The script reads the selected local document and sends its bytes to the configured Azure Document Intelligence endpoint. This is purpose-aligned for OCR, but it means document contents leave the local machine.
with open(file_path, "rb") as f: body = f.read(); response = requests.post(analyze_url, params=params, headers=headers, data=body)
Use this only with documents you are allowed to send to Azure, verify the Azure endpoint, and handle output files as sensitive data.
The Azure key can authorize use of the Document Intelligence resource and may incur charges or expose service access if mishandled.

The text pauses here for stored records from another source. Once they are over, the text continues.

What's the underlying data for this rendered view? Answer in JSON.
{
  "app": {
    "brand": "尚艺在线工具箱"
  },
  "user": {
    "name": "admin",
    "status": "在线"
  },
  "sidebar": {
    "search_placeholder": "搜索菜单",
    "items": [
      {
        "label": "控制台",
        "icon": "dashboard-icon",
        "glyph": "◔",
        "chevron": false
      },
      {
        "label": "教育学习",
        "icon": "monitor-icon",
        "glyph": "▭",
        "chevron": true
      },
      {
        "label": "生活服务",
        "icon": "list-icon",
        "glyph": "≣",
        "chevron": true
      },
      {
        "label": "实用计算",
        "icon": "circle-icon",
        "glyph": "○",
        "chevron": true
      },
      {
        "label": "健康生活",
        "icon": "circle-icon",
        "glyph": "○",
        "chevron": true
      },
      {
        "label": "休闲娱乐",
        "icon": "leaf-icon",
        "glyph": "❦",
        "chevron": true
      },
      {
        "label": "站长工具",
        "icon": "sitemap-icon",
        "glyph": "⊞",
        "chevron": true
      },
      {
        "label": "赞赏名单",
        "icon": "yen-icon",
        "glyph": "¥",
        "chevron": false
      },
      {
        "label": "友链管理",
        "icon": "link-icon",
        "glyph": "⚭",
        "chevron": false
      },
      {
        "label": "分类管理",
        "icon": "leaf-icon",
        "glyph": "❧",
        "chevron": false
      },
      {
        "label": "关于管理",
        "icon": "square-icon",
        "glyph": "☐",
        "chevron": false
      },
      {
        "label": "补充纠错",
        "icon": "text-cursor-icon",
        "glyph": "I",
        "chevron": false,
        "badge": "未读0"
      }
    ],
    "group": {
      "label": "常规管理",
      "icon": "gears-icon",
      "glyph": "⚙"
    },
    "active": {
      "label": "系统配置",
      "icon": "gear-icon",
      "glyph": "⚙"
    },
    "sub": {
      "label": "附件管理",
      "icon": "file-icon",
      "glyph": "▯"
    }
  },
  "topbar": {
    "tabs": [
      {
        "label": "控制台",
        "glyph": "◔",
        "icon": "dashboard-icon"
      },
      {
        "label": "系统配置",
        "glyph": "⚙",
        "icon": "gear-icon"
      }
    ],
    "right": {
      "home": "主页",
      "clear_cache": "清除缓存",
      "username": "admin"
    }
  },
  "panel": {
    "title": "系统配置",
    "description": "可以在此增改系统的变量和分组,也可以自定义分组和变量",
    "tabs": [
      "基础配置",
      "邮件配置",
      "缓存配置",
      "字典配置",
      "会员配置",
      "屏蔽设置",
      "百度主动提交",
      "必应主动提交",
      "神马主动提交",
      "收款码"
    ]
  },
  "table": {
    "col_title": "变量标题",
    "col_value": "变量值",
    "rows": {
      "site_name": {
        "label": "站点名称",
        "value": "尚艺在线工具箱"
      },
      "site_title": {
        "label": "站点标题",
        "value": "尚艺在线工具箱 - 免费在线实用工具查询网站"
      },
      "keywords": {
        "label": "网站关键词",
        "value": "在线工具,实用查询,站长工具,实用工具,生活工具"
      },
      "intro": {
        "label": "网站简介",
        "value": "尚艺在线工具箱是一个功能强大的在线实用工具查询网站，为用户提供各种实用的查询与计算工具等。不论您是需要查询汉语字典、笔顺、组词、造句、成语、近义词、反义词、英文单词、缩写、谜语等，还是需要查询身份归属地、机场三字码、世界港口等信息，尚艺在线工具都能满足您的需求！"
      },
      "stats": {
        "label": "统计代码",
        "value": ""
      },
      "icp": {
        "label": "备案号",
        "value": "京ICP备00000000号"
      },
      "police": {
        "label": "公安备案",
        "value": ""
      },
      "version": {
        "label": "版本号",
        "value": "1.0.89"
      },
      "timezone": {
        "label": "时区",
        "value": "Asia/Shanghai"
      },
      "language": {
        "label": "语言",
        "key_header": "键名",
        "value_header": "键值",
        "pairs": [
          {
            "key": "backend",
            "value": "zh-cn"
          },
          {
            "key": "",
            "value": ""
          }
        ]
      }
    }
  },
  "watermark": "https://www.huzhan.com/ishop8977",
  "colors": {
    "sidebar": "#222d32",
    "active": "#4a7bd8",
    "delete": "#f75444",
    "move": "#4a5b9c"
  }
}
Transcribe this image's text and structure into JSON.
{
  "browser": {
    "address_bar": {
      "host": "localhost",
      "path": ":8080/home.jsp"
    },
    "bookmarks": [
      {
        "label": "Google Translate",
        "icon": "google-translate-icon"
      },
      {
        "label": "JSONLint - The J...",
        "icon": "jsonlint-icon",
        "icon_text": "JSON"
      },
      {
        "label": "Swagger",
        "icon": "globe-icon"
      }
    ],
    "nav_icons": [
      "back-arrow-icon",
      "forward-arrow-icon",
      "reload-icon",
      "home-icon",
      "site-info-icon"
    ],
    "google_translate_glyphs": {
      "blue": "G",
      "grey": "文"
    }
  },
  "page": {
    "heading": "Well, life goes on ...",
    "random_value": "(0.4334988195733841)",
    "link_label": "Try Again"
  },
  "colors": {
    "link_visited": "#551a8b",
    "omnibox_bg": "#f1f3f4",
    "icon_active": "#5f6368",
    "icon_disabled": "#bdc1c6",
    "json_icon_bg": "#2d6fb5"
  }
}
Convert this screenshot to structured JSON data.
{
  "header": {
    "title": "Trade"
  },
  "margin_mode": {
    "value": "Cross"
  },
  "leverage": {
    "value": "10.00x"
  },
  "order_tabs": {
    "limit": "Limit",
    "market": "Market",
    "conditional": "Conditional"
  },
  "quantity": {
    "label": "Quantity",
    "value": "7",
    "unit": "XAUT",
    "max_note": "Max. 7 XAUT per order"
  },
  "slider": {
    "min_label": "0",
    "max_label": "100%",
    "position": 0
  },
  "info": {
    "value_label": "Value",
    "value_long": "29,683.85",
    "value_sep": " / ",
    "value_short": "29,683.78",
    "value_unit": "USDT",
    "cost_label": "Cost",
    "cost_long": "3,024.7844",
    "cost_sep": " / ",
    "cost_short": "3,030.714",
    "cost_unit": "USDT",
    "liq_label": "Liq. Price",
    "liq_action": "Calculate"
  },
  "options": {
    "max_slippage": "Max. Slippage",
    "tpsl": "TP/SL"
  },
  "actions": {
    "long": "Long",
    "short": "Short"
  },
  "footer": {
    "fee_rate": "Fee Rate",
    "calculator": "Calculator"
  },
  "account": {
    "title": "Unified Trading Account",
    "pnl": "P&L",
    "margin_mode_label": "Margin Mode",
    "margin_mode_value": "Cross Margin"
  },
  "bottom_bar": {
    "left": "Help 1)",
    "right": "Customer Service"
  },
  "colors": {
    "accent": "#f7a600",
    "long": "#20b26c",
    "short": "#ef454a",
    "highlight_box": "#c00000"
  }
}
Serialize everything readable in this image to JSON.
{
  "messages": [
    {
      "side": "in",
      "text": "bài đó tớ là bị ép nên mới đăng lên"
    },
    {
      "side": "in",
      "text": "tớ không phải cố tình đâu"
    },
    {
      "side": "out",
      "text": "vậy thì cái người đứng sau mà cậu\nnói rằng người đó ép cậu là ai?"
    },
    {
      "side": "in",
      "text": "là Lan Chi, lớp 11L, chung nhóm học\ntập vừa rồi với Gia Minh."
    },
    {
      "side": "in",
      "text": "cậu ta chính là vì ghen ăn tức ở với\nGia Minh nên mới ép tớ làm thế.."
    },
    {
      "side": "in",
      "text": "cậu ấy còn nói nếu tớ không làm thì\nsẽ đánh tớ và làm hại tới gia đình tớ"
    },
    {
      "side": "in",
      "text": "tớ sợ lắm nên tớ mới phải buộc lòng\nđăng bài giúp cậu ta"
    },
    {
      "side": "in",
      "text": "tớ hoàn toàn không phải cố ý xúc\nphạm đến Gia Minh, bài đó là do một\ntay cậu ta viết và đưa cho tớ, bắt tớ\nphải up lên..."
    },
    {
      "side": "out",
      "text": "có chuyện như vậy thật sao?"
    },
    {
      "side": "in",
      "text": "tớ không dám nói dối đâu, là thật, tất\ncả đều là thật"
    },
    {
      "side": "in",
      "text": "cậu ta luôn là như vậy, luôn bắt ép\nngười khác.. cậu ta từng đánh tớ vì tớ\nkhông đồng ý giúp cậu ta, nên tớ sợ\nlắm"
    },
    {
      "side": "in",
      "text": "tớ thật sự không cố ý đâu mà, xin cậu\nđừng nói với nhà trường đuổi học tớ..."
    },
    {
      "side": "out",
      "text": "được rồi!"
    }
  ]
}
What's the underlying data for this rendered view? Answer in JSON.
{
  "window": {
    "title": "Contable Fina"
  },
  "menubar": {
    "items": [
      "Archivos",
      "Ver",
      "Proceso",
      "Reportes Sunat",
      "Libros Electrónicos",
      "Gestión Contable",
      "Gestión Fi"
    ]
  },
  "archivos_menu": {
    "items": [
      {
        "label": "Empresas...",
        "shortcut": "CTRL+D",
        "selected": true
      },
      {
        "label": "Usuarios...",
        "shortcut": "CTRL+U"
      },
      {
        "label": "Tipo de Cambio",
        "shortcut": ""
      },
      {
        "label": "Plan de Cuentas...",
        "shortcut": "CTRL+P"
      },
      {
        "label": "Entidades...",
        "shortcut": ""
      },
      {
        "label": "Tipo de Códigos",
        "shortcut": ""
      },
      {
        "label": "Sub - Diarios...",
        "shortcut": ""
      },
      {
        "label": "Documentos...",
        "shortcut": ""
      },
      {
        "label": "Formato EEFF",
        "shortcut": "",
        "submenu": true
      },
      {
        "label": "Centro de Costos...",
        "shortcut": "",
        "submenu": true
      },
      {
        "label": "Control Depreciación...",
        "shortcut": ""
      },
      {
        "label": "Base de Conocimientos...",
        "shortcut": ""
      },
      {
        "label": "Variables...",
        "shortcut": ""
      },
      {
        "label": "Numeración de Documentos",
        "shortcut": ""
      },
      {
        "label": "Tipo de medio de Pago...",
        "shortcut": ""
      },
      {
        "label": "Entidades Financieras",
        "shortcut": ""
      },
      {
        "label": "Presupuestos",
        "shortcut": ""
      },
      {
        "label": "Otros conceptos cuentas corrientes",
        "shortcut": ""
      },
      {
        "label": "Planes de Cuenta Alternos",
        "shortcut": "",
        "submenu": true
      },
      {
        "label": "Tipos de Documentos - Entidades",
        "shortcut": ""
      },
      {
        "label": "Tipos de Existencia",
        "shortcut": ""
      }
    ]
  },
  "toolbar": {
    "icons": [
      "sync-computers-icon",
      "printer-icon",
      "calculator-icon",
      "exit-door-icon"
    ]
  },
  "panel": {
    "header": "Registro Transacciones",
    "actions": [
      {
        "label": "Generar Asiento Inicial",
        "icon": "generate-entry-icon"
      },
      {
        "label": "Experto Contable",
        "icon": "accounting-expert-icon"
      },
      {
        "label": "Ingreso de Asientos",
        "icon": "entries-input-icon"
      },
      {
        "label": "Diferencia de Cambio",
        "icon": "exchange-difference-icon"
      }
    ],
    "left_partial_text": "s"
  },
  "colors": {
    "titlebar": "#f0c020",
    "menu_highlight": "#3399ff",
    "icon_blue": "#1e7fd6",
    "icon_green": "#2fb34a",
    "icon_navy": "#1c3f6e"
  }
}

The script requires an Azure Document Intelligence endpoint and subscription key from environment variables. This is expected for the service, but it is a credential requirement users should notice.
endpoint = os.environ.get("AZURE_DOC_INTEL_ENDPOINT"); key = os.environ.get("AZURE_DOC_INTEL_KEY")Store the key securely, use a dedicated/least-privilege Azure resource when possible, do not commit it to files, and rotate it if it may have been exposed.
A broad batch run could upload many local documents to Azure and create many extracted-output files.
Batch mode finds all matching files in the user-specified directory and processes them concurrently. This is disclosed and purpose-aligned, but the scope can be broad if the wrong folder is chosen.
documents = find_documents(input_path, extensions); ThreadPoolExecutor(max_workers=args.workers)
Point batch mode only at intended folders, narrow extensions when needed, and choose a worker count appropriate for rate limits and sensitivity.